Hisamitsu

For years, I’d been wondering what that little phrase was that you hear women sing at the end of commercials for Salonpas pain reliever. I did eventually manage to track it down. It sounds like “Sammy too,” but it’s actually the manufacturer with the name of the title of this post (obviously Japanese). I would have thought it was pronounced HIsaMITsu, but apparently it’s HiSAMItsu .

Anyway, they must have finally gotten the message from viewers that it was a head scratcher, so for the first time this morning, I saw an ad in which they actually showed the word at the end. It’s funny that they’d been singing it for all these years with complete ineffectiveness at conveying what it was.

[Update later afternoon]

Apparently I misspelled it: It’s Hisamitsu.

7 thoughts on “Hisamitsu”

  1. For years I was too bemused by the name Salonpas to even notice the Hitsamitsu at the end of the commercials. I eventually Googled it, and it’s methyl SALicylate which PASses through the skin, and seemingly the French pronoun ON just because c’est comme il faut.

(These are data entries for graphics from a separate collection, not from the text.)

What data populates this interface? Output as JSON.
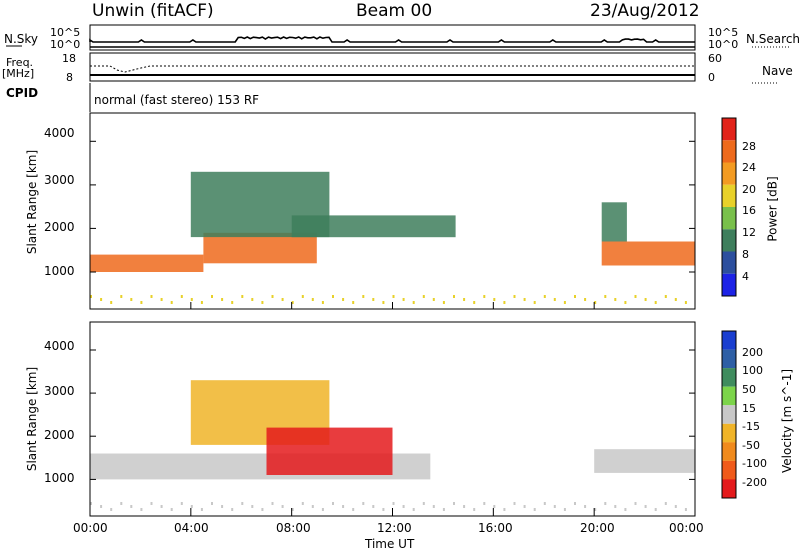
{
  "header": {
    "radar": "Unwin (fitACF)",
    "beam": "Beam 00",
    "date": "23/Aug/2012"
  },
  "top_panel": {
    "nsky_label": "N.Sky",
    "nsearch_label": "N.Search",
    "left_ticks": [
      "10^5",
      "10^0"
    ],
    "right_ticks": [
      "10^5",
      "10^0"
    ],
    "freq_label": "Freq.",
    "freq_unit": "[MHz]",
    "freq_ticks": [
      "18",
      "8"
    ],
    "nave_ticks": [
      "60",
      "0"
    ],
    "nave_label": "Nave",
    "cpid_label": "CPID",
    "cpid_value": "normal (fast stereo) 153 RF"
  },
  "chart_data": [
    {
      "type": "heatmap",
      "panel": "power",
      "ylabel": "Slant Range [km]",
      "yticks": [
        "1000",
        "2000",
        "3000",
        "4000"
      ],
      "ylim": [
        150,
        4650
      ],
      "xlim": [
        0,
        24
      ],
      "colorbar": {
        "label": "Power [dB]",
        "ticks": [
          "4",
          "8",
          "12",
          "16",
          "20",
          "24",
          "28"
        ],
        "colors": [
          "#1d23e6",
          "#2c4f9e",
          "#3e7e5c",
          "#79c04b",
          "#e8d12a",
          "#f39b22",
          "#ee6a1c",
          "#e2231a"
        ]
      },
      "regions": [
        {
          "t0": 0.0,
          "t1": 4.5,
          "r0": 1000,
          "r1": 1400,
          "level": "high"
        },
        {
          "t0": 4.5,
          "t1": 9.0,
          "r0": 1200,
          "r1": 1900,
          "level": "high"
        },
        {
          "t0": 4.0,
          "t1": 9.5,
          "r0": 1800,
          "r1": 3300,
          "level": "medium"
        },
        {
          "t0": 8.0,
          "t1": 14.5,
          "r0": 1800,
          "r1": 2300,
          "level": "medium"
        },
        {
          "t0": 20.3,
          "t1": 24.0,
          "r0": 1150,
          "r1": 1700,
          "level": "high"
        },
        {
          "t0": 20.3,
          "t1": 21.3,
          "r0": 1700,
          "r1": 2600,
          "level": "medium"
        }
      ]
    },
    {
      "type": "heatmap",
      "panel": "velocity",
      "ylabel": "Slant Range [km]",
      "yticks": [
        "1000",
        "2000",
        "3000",
        "4000"
      ],
      "ylim": [
        150,
        4650
      ],
      "xlim": [
        0,
        24
      ],
      "xticks": [
        "00:00",
        "04:00",
        "08:00",
        "12:00",
        "16:00",
        "20:00",
        "00:00"
      ],
      "xlabel": "Time UT",
      "colorbar": {
        "label": "Velocity [m s^-1]",
        "ticks": [
          "200",
          "100",
          "50",
          "15",
          "-15",
          "-50",
          "-100",
          "-200"
        ],
        "colors": [
          "#1a3ed0",
          "#2e5fa5",
          "#3f8c5e",
          "#7cd44a",
          "#c8c8c8",
          "#f0b428",
          "#f08a1c",
          "#ef5a1a",
          "#e41a1c"
        ]
      },
      "regions": [
        {
          "t0": 0.0,
          "t1": 13.5,
          "r0": 1000,
          "r1": 1600,
          "velocity": "near zero"
        },
        {
          "t0": 4.0,
          "t1": 9.5,
          "r0": 1800,
          "r1": 3300,
          "velocity": "negative"
        },
        {
          "t0": 7.0,
          "t1": 12.0,
          "r0": 1100,
          "r1": 2200,
          "velocity": "strongly negative"
        },
        {
          "t0": 20.0,
          "t1": 24.0,
          "r0": 1150,
          "r1": 1700,
          "velocity": "near zero"
        }
      ]
    }
  ]
}
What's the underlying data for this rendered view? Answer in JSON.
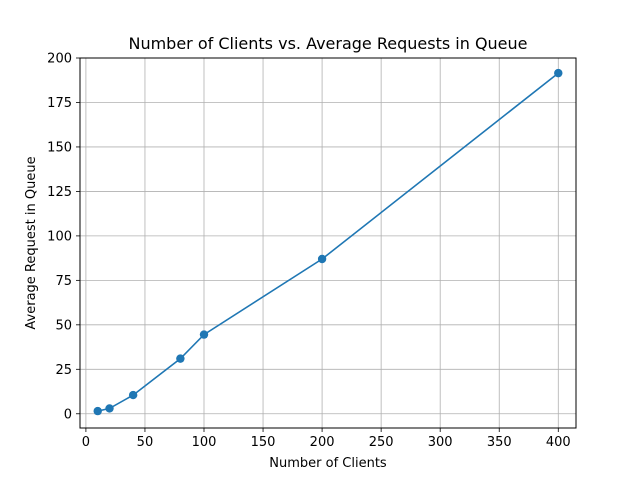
{
  "chart_data": {
    "type": "line",
    "title": "Number of Clients vs. Average Requests in Queue",
    "xlabel": "Number of Clients",
    "ylabel": "Average Request in Queue",
    "xlim": [
      -5,
      415
    ],
    "ylim": [
      -8,
      200
    ],
    "xticks": [
      0,
      50,
      100,
      150,
      200,
      250,
      300,
      350,
      400
    ],
    "yticks": [
      0,
      25,
      50,
      75,
      100,
      125,
      150,
      175,
      200
    ],
    "grid": true,
    "series": [
      {
        "x": [
          10,
          20,
          40,
          80,
          100,
          200,
          400
        ],
        "y": [
          1.5,
          3,
          10.5,
          31,
          44.5,
          87,
          191.5
        ],
        "color": "#1f77b4",
        "marker": "circle"
      }
    ]
  }
}
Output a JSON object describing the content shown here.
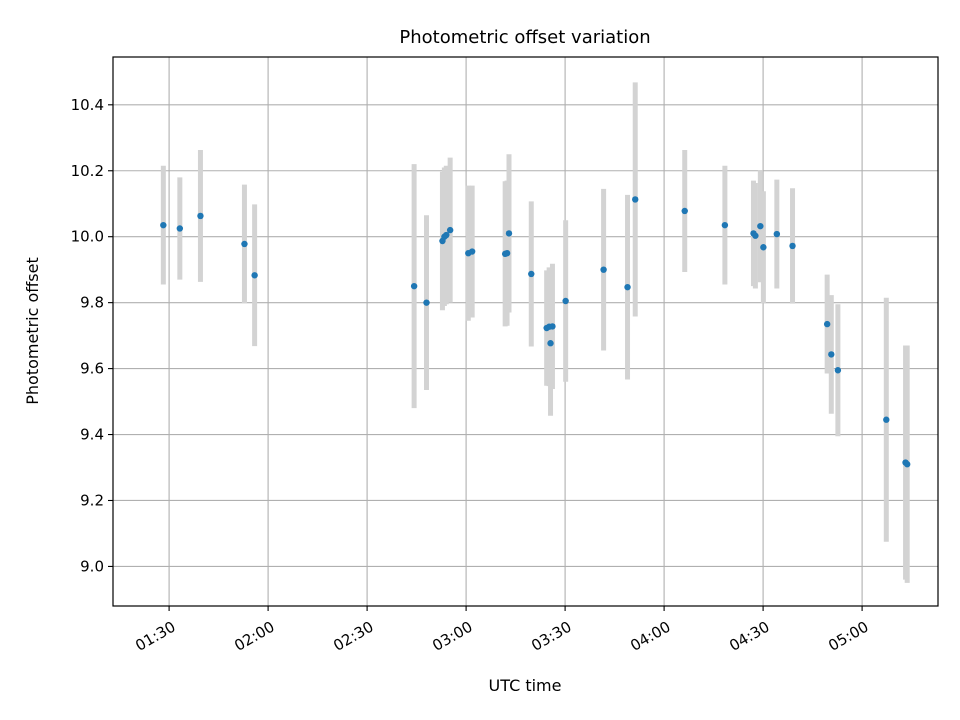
{
  "chart_data": {
    "type": "scatter",
    "title": "Photometric offset variation",
    "xlabel": "UTC time",
    "ylabel": "Photometric offset",
    "xlim": [
      "01:13",
      "05:23"
    ],
    "ylim": [
      8.88,
      10.545
    ],
    "grid": true,
    "x_ticks": [
      "01:30",
      "02:00",
      "02:30",
      "03:00",
      "03:30",
      "04:00",
      "04:30",
      "05:00"
    ],
    "y_ticks": [
      9.0,
      9.2,
      9.4,
      9.6,
      9.8,
      10.0,
      10.2,
      10.4
    ],
    "colors": {
      "point": "#1f77b4",
      "errorbar": "#d3d3d3",
      "grid": "#b0b0b0"
    },
    "points": [
      {
        "x": "01:28:15",
        "y": 10.035,
        "err": 0.18
      },
      {
        "x": "01:33:15",
        "y": 10.025,
        "err": 0.155
      },
      {
        "x": "01:39:30",
        "y": 10.063,
        "err": 0.2
      },
      {
        "x": "01:52:50",
        "y": 9.978,
        "err": 0.18
      },
      {
        "x": "01:55:55",
        "y": 9.883,
        "err": 0.215
      },
      {
        "x": "02:44:15",
        "y": 9.85,
        "err": 0.37
      },
      {
        "x": "02:48:00",
        "y": 9.8,
        "err": 0.265
      },
      {
        "x": "02:52:50",
        "y": 9.987,
        "err": 0.21
      },
      {
        "x": "02:53:25",
        "y": 10.0,
        "err": 0.21
      },
      {
        "x": "02:54:00",
        "y": 10.005,
        "err": 0.21
      },
      {
        "x": "02:55:10",
        "y": 10.02,
        "err": 0.22
      },
      {
        "x": "03:00:40",
        "y": 9.95,
        "err": 0.205
      },
      {
        "x": "03:01:50",
        "y": 9.955,
        "err": 0.2
      },
      {
        "x": "03:11:50",
        "y": 9.948,
        "err": 0.22
      },
      {
        "x": "03:12:25",
        "y": 9.95,
        "err": 0.22
      },
      {
        "x": "03:13:00",
        "y": 10.01,
        "err": 0.24
      },
      {
        "x": "03:19:45",
        "y": 9.887,
        "err": 0.22
      },
      {
        "x": "03:24:25",
        "y": 9.723,
        "err": 0.175
      },
      {
        "x": "03:25:10",
        "y": 9.727,
        "err": 0.18
      },
      {
        "x": "03:25:35",
        "y": 9.677,
        "err": 0.22
      },
      {
        "x": "03:26:10",
        "y": 9.728,
        "err": 0.19
      },
      {
        "x": "03:30:10",
        "y": 9.805,
        "err": 0.245
      },
      {
        "x": "03:41:40",
        "y": 9.9,
        "err": 0.245
      },
      {
        "x": "03:48:55",
        "y": 9.847,
        "err": 0.28
      },
      {
        "x": "03:51:15",
        "y": 10.113,
        "err": 0.355
      },
      {
        "x": "04:06:15",
        "y": 10.078,
        "err": 0.185
      },
      {
        "x": "04:18:25",
        "y": 10.035,
        "err": 0.18
      },
      {
        "x": "04:27:05",
        "y": 10.01,
        "err": 0.16
      },
      {
        "x": "04:27:40",
        "y": 10.003,
        "err": 0.16
      },
      {
        "x": "04:29:10",
        "y": 10.032,
        "err": 0.17
      },
      {
        "x": "04:30:05",
        "y": 9.968,
        "err": 0.17
      },
      {
        "x": "04:34:10",
        "y": 10.008,
        "err": 0.165
      },
      {
        "x": "04:38:55",
        "y": 9.972,
        "err": 0.175
      },
      {
        "x": "04:49:25",
        "y": 9.735,
        "err": 0.15
      },
      {
        "x": "04:50:40",
        "y": 9.643,
        "err": 0.18
      },
      {
        "x": "04:52:40",
        "y": 9.595,
        "err": 0.2
      },
      {
        "x": "05:07:20",
        "y": 9.445,
        "err": 0.37
      },
      {
        "x": "05:13:10",
        "y": 9.315,
        "err": 0.355
      },
      {
        "x": "05:13:40",
        "y": 9.31,
        "err": 0.36
      }
    ]
  }
}
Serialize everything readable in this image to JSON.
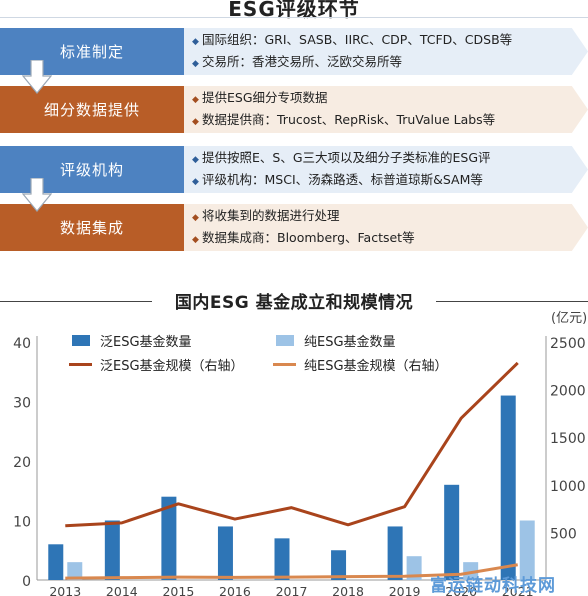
{
  "flow": {
    "title": "ESG评级环节",
    "steps": [
      {
        "label": "标准制定",
        "color": "blue",
        "bullets": [
          "国际组织：GRI、SASB、IIRC、CDP、TCFD、CDSB等",
          "交易所：香港交易所、泛欧交易所等"
        ]
      },
      {
        "label": "细分数据提供",
        "color": "orange",
        "bullets": [
          "提供ESG细分专项数据",
          "数据提供商：Trucost、RepRisk、TruValue Labs等"
        ]
      },
      {
        "label": "评级机构",
        "color": "blue",
        "bullets": [
          "提供按照E、S、G三大项以及细分子类标准的ESG评",
          "评级机构：MSCI、汤森路透、标普道琼斯&SAM等"
        ]
      },
      {
        "label": "数据集成",
        "color": "orange",
        "bullets": [
          "将收集到的数据进行处理",
          "数据集成商：Bloomberg、Factset等"
        ]
      }
    ]
  },
  "chart_data": {
    "type": "bar",
    "title": "国内ESG 基金成立和规模情况",
    "categories": [
      "2013",
      "2014",
      "2015",
      "2016",
      "2017",
      "2018",
      "2019",
      "2020",
      "2021"
    ],
    "series": [
      {
        "name": "泛ESG基金数量",
        "kind": "bar",
        "axis": "left",
        "color": "#2e75b6",
        "values": [
          6,
          10,
          14,
          9,
          7,
          5,
          9,
          16,
          31
        ]
      },
      {
        "name": "纯ESG基金数量",
        "kind": "bar",
        "axis": "left",
        "color": "#9dc3e6",
        "values": [
          3,
          0,
          0,
          0,
          0,
          0,
          4,
          3,
          10
        ]
      },
      {
        "name": "泛ESG基金规模（右轴）",
        "kind": "line",
        "axis": "right",
        "color": "#a9441c",
        "values": [
          570,
          600,
          800,
          640,
          760,
          580,
          770,
          1700,
          2280
        ]
      },
      {
        "name": "纯ESG基金规模（右轴）",
        "kind": "line",
        "axis": "right",
        "color": "#d9884f",
        "values": [
          20,
          25,
          30,
          28,
          30,
          35,
          40,
          60,
          160
        ]
      }
    ],
    "y_left": {
      "min": 0,
      "max": 40,
      "ticks": [
        0,
        10,
        20,
        30,
        40
      ]
    },
    "y_right": {
      "min": 0,
      "max": 2500,
      "ticks": [
        500,
        1000,
        1500,
        2000,
        2500
      ],
      "unit": "(亿元)"
    },
    "grid": true,
    "legend_position": "top"
  },
  "watermark": "富运链动科技网"
}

  2. The kana syllables are Hi-tsa-mi-tsu. Japanese does not have stress accent, but focuses on the supposed length of the syllables, so to an English speaker Hitsamitsu might sound a bit like kh-tsah-mits.

      1. And the “i” (sounds like “ee”) and “u” phonemes are usually shortened almost to silence, unless followed by an “i” or “u” which lengthens them. That shortening makes some words hard to pronounce correctly. Try to say “father”, “chichi” without sounding like a steam valve.